CHARMM

The CHARMM program is a general purpose molecular mechanics and molecular dynamics simulation program. The core of the program is based on the empirical potential energy function discussed earlier which is used for energy minimization, molecular dynamics simulations, vibrational analysis and thermodynamic calculations. In addition, there are interfaces to several quantum mechanical programs which allow one to do mixed QM and MM calculations. The program contains a comprehensive analysis facility which enables the user to compare structures, evaluate energies, calculate time series and correlation functions. The program can treat systems ranging in size from small individual organic molecules to large proteins and DNA molecules in solution. It has been developed in the laboratory of Professor Martin Karplus at Harvard University over the past 20 years. Today, contributors continue to improve and enhance the capabilities of the program.

Below is a list of the main features of the latest version of the CHARMM program, earlier versions may not contain all the feature listed below.
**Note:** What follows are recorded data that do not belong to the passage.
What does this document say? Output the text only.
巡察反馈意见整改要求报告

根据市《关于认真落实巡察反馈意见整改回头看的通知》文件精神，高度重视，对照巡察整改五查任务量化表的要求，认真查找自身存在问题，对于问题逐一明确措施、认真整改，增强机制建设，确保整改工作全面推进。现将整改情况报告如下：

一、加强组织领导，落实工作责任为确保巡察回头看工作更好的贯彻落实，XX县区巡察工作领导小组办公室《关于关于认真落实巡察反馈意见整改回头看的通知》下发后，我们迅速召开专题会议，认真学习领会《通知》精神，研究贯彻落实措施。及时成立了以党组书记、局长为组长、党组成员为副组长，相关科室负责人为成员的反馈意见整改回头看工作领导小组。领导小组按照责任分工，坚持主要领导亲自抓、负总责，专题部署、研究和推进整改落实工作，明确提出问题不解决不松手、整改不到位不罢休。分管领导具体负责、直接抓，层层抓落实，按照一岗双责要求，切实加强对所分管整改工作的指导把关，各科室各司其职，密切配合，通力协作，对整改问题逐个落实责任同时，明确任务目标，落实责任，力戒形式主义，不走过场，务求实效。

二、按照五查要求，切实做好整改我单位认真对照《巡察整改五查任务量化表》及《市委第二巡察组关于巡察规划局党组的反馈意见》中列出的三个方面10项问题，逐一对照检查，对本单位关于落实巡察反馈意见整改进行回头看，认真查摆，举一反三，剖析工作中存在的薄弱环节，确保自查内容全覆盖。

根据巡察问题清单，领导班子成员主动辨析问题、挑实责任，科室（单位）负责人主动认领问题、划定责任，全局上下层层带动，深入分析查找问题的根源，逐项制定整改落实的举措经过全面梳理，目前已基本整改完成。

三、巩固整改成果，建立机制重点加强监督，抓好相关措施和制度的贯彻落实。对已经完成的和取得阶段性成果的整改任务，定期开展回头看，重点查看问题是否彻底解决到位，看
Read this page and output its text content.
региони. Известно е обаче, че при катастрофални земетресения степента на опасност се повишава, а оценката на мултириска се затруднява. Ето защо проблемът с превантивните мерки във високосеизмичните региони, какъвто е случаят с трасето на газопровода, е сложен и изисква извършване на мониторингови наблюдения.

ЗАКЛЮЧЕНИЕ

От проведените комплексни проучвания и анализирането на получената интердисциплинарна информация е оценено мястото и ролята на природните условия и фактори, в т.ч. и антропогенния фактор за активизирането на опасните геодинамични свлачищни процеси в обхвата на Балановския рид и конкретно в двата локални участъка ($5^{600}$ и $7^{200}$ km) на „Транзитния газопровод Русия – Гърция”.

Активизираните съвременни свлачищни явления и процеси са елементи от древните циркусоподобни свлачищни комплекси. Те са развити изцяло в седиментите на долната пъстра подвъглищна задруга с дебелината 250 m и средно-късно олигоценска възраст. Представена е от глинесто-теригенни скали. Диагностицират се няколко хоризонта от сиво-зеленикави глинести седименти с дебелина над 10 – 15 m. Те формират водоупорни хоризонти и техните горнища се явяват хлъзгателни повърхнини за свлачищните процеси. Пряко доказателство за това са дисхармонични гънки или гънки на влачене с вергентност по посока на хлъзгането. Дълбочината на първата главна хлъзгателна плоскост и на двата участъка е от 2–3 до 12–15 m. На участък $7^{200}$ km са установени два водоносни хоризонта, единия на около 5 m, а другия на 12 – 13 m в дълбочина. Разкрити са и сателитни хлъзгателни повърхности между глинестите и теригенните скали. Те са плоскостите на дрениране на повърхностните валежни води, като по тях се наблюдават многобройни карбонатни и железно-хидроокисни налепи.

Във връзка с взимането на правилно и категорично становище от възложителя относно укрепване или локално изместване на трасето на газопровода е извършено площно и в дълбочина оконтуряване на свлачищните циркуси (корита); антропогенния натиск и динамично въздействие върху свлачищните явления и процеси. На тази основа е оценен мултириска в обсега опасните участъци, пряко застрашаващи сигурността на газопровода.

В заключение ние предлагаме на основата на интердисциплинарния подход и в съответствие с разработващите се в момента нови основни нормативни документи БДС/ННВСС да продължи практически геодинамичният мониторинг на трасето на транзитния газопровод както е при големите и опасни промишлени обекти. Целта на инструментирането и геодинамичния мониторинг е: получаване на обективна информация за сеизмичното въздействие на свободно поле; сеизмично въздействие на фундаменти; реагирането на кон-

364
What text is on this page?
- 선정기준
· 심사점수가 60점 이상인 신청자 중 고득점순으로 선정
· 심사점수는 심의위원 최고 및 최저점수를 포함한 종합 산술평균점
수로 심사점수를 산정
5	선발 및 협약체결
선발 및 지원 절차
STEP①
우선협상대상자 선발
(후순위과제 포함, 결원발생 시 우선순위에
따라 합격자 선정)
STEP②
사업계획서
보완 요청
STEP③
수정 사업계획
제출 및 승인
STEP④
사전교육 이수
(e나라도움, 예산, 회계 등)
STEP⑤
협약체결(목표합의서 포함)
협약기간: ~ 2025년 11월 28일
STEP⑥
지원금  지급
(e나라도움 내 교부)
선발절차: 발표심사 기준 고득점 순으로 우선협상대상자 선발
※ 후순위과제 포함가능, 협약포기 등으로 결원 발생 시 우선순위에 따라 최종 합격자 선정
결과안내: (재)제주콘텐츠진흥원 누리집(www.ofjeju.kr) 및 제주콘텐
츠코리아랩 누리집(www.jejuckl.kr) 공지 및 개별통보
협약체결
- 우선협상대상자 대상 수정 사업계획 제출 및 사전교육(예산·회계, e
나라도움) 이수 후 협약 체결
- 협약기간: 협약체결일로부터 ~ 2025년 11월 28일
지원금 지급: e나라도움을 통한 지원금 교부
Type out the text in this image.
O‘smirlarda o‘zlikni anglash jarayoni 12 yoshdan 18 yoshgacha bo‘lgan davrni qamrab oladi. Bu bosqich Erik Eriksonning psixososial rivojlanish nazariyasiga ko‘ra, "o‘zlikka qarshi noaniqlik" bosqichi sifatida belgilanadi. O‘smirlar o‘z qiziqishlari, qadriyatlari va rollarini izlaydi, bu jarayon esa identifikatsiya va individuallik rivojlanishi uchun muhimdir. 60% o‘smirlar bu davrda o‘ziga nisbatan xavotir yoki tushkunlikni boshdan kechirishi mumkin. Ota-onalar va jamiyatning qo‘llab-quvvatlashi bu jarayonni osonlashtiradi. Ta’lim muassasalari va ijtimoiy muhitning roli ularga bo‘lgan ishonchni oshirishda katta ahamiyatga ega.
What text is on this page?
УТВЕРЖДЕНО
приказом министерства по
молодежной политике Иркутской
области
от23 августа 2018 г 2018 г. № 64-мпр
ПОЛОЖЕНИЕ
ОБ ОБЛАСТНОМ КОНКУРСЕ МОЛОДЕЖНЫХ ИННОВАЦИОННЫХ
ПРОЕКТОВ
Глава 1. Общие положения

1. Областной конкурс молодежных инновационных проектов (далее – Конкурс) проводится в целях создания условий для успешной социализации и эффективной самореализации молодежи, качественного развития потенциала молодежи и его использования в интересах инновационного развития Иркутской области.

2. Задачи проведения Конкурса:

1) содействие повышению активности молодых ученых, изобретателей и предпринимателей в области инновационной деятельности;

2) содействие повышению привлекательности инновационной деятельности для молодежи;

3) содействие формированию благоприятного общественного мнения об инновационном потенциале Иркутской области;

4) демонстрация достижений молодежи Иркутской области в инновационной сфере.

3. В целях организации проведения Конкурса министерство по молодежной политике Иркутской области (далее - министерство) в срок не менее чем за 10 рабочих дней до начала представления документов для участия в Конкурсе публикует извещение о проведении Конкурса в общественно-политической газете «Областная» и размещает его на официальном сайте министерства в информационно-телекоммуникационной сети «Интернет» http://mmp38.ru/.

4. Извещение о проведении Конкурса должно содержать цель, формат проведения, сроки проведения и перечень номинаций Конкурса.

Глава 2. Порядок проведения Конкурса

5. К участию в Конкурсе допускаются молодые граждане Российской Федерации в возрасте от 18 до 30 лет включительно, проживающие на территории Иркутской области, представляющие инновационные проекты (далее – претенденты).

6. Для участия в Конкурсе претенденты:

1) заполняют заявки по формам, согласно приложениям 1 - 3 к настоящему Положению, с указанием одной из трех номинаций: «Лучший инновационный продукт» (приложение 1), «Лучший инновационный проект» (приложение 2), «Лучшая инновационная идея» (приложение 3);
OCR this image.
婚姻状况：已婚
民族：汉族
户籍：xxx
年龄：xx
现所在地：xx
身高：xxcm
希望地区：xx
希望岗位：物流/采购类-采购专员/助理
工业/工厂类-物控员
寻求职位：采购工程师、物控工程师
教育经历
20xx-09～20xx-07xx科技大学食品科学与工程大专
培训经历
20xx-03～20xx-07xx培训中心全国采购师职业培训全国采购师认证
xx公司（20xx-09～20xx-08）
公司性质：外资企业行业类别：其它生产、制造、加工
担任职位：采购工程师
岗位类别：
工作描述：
  1. Molecular Mechanics (Energy Minimization)
  2. Molecular Dynamics
    • Classical Simulations
    • Crystal Simulations
    • Specialized techniques (Umbrella Sampling, Constant Pressure)
  3. Monte Carlo simulation package
  4. Free Energy Perturbation Calculations
    • Block program
    • Perturb program
    • Thermodynamic Simulation Method (TSM)
  5. Normal Mode and Molecular vibrational analysis facility
  6. Reaction Path Determination
  7. Advanced implicit solvent models
    • Analytical Continuum Electrostatics (ACE) model
    • Effective Energy Function 1 (EEF1)
    • Generalized Born Solvation Energy (GBorn)
  8. Interfaces
    • Multi-body dynamics (MBOND)
    • Merck Molecular Force Field (MMFF)
    • Quantum and Molecular Mechanical Force Field (QM/MM)
  9. Misc
    • Analysis facility
    • Time series and correlation function calculations
    • NMR analysis facility
    • Poisson-Boltzmann Equation Solver
    • Reference Interaction Site Model (RISM)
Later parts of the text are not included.